ABSTRACT

The result was a severe environmental crisis. Large numbers of people died from water and air pollution, and from eating poisoned food. The first cases of all the major pollution-related diseases appeared in Japan, with hundreds of deaths recorded. Large numbers of people suffered intensely painful and debilitating diseases, children were born deformed and/or mentally disabled, and where family breadwinners were crippled serious repercussions were felt by their entire families, particularly as most victims were among the working poor (Iijima 1992). Far greater numbers suffered chronic environment-related illness and received official government recognition as pollution victims, which entitled them to relief and medical aid. This was extended to over 73,000 people by 1979 (McKean 1981: 20). There is also no doubt that many more were harmed, many seriously, than were officially compensated.
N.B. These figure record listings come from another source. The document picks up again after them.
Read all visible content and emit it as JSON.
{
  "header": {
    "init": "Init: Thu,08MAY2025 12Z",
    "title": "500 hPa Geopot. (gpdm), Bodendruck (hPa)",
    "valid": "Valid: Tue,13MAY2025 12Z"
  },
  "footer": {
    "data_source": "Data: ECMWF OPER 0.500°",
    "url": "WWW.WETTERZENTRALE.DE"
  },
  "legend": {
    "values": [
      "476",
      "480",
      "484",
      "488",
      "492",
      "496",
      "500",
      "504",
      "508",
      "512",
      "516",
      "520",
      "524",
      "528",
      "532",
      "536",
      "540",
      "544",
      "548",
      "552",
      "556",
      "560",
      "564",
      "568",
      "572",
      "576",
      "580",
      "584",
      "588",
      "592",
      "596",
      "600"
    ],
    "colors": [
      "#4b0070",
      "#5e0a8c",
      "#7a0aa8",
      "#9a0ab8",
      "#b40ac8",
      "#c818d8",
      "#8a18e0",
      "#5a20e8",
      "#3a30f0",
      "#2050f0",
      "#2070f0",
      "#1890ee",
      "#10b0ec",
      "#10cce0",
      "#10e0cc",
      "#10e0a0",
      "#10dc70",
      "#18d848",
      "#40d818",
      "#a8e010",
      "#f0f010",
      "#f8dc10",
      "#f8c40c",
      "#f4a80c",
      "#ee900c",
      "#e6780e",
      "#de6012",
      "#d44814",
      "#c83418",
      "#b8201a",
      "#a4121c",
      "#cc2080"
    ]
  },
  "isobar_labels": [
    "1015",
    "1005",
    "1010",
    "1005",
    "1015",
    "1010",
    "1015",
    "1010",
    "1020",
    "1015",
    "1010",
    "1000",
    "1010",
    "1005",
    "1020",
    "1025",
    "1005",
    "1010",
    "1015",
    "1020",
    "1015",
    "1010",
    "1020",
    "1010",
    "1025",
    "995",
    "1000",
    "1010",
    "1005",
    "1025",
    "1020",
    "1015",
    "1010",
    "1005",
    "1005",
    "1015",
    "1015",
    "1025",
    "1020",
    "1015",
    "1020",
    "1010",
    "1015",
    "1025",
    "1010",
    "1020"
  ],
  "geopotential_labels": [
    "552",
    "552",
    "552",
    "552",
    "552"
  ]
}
Air pollution was caused directly by industrial expansion and increased car and truck use, with total emissions of sulphur dioxide and nitrogen oxides tripling during the 1960s. Water pollution was exacerbated by the increase in population and caused by untreated industrial discharges directly into watercourses; increasing use of agricultural chemicals such as BHC and DDT – introduced in 1945 and widely used until they were banned in 1972 – which eventually leached into both ground and surface water supplies; and significant increases in municipal sewage wastes. Before the 1960s most municipal wastewater systems only transported wastewater without treating it, discharging it directly into rivers. It is worth noting that outside the major metropolitan areas and even in the metropolitan suburbs, most nightsoil was still used as fertiliser in the traditional manner, so little was actually flushed into the wastewater stream. This situation began to change quickly after the 1960s with the decreasing cost and increasing use of chemical fertilisers, and the rapid decrease in demand for nightsoil. Although construction of sewerage systems and treatment plants has been a major Ministry of Construction (MoC) priority since the 1960s, by 1970 only 16 per cent of the population were connected to sewage systems, and even by 1988 the rate was still less than 40 per cent (Barret and Therivel 1991: 35). By 1998 that had increased to 64.7 per cent connected to public sewer services, leaving more than a third of houses still unconnected.